Upaya jual ke luar daerah adalah keharusan. Karena kalau hanya dijual di daerah itu, disamping daya belinya terbatas, juga tidak akan ada uang bertambah di daerah itu. Ekonomi daerah monoton. PAD tidak kunjung bertambah.
Penulis tidak memfokuskan pada sumber daya alam, karena hal tersebut tidak abadi tersedia. Suatu waktu akan habis. Dan kadang kalau tidak hati-hati juga meninggalkan kerusakan alam.
Kita ambil contoh Kabupaten Trenggalek di Jawa Timur. Daerah ini tadinya ekonominya sangat terbatas. Pemudanya banyak merantau, karena tidak tersedia lapangan kerja.
Lalu ada inisiatif awal salah satunya dari seorang Pemuda, bernama Sukatno yang memanfaatkan bambu yang banyak tumbuh disana untuk bermacam-macam produk yang bernilai ekonomi. Pemda turun tangan memberikan dukungan penuh.
Produk bambu ini kemudian bisa menembus hotel-hotel bintang dan akhirnya ekspor ke luar negeri. Kesadaran manusia untuk menghindari plastik, telah membuka pasar yang besar bagi produk bambu dari Trenggalek. VOA Indonesia di Amerika : “Kerajinan bambu Trenggalek, dari sesuatu tak berguna, menjadi berkualitas ekspor”. Silahkan buka di google.
Sekarang, semua tanah kosong ditanam bambu. Tidak boleh ada tanah menganggur. Tidak hanya usia produktif yang bekerja mengolah bambu ini, bahkan orang tua dan berkebutuhan khusus ikut bekerja.

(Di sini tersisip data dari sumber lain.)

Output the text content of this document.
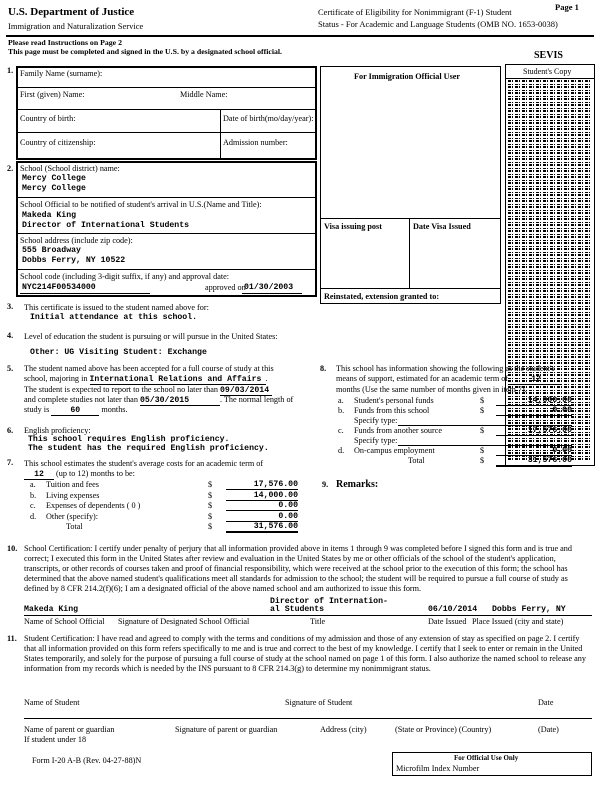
U.S. Department of Justice
Immigration and Naturalization Service
Certificate of Eligibility for Nonimmigrant (F-1) Student
Status - For Academic and Language Students (OMB NO. 1653-0038)
Page 1
Please read Instructions on Page 2
This page must be completed and signed in the U.S. by a designated school official.	SEVIS
Student's Copy
1. Family Name (surname):
First (given) Name:	Middle Name:
Country of birth:	Date of birth(mo/day/year):
Country of citizenship:	Admission number:
For Immigration Official User
Visa issuing post	Date Visa Issued
Reinstated, extension granted to:
2. School (School district) name:
Mercy College
Mercy College
School Official to be notified of student's arrival in U.S.(Name and Title):
Makeda King
Director of International Students
School address (include zip code):
555 Broadway
Dobbs Ferry, NY 10522
School code (including 3-digit suffix, if any) and approval date:
NYC214F00534000	approved on
01/30/2003
3. This certificate is issued to the student named above for:
Initial attendance at this school.
4. Level of education the student is pursuing or will pursue in the United States:
Other: UG Visiting Student: Exchange
5. The student named above has been accepted for a full course of study at this
school, majoring in International Relations and Affairs .
The student is expected to report to the school no later than 09/03/2014
and complete studies not later than 05/30/2015	. The normal length of
study is	60	months.
6. English proficiency:
This school requires English proficiency.
The student has the required English proficiency.
7. This school estimates the student's average costs for an academic term of
12 (up to 12) months to be:
a. Tuition and fees	$	17,576.00
b. Living expenses	$	14,000.00
c. Expenses of dependents ( 0 )	$	0.00
d. Other (specify):	$	0.00
Total	$	31,576.00
8. This school has information showing the following as the student's
means of support, estimated for an academic term of	12
months (Use the same number of months given in item 7).
a. Student's personal funds	$	14,000.00
b. Funds from this school	$	0.00
Specify type:
c. Funds from another source	$	17,576.00
Specify type:
d. On-campus employment	$	0.00
Total	$	31,576.00
9. Remarks:
10. School Certification: I certify under penalty of perjury that all information provided above in items 1 through 9 was completed before I signed this form and is true and correct; I executed this form in the United States after review and evaluation in the United States by me or other officials of the school of the student's application, transcripts, or other records of courses taken and proof of financial responsibility, which were received at the school prior to the execution of this form; the school has determined that the above named student's qualifications meet all standards for admission to the school; the student will be required to pursue a full course of study as defined by 8 CFR 214.2(f)(6); I am a designated official of the above named school and am authorized to issue this form.
Director of Internation-
al Students
Makeda King	06/10/2014 Dobbs Ferry, NY
Name of School Official Signature of Designated School Official	Title	Date Issued Place Issued (city and state)
11. Student Certification: I have read and agreed to comply with the terms and conditions of my admission and those of any extension of stay as specified on page 2. I certify that all information provided on this form refers specifically to me and is true and correct to the best of my knowledge. I certify that I seek to enter or remain in the United States temporarily, and solely for the purpose of pursuing a full course of study at the school named on page 1 of this form. I also authorize the named school to release any information from my records which is needed by the INS pursuant to 8 CFR 214.3(g) to determine my nonimmigrant status.
Name of Student	Signature of Student	Date
Name of parent or guardian
If student under 18
Signature of parent or guardian	Address (city)	(State or Province) (Country)	(Date)
Form I-20 A-B (Rev. 04-27-88)N	For Official Use Only
Microfilm Index Number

Contoh lainnya adalah Banyuwangi yang fokus pada pariwisata. Dari daerah yang dicanda sebagai “Daerah santet dan jin buang Anak”, hingga jadi daerah wisata yang luar biasa. Ayo baca buku : Anti Mainstream Marketing, oleh Azwar Anas, Bupati Banyuwangi.
Saya yakin di Sulawesi Tenggara sudah ada daerah yang memulai hal ini. Produk unggulan ini jadi jalan kesejahteraan bagi daerah, melalui perencanaan yang baik, dilaksanakan dengan baik.
Semoga tulisan di atas, meyakinkan kita agar pada Pilkada terdekat, kita memilih Pemimpin karena moral dan kompetensinya. Bukan karena disodor uang.
Karena memilih karena uang, sama artinya membuang kesempatan daerah untuk maju. Sungguh kerugian yang sangat besar.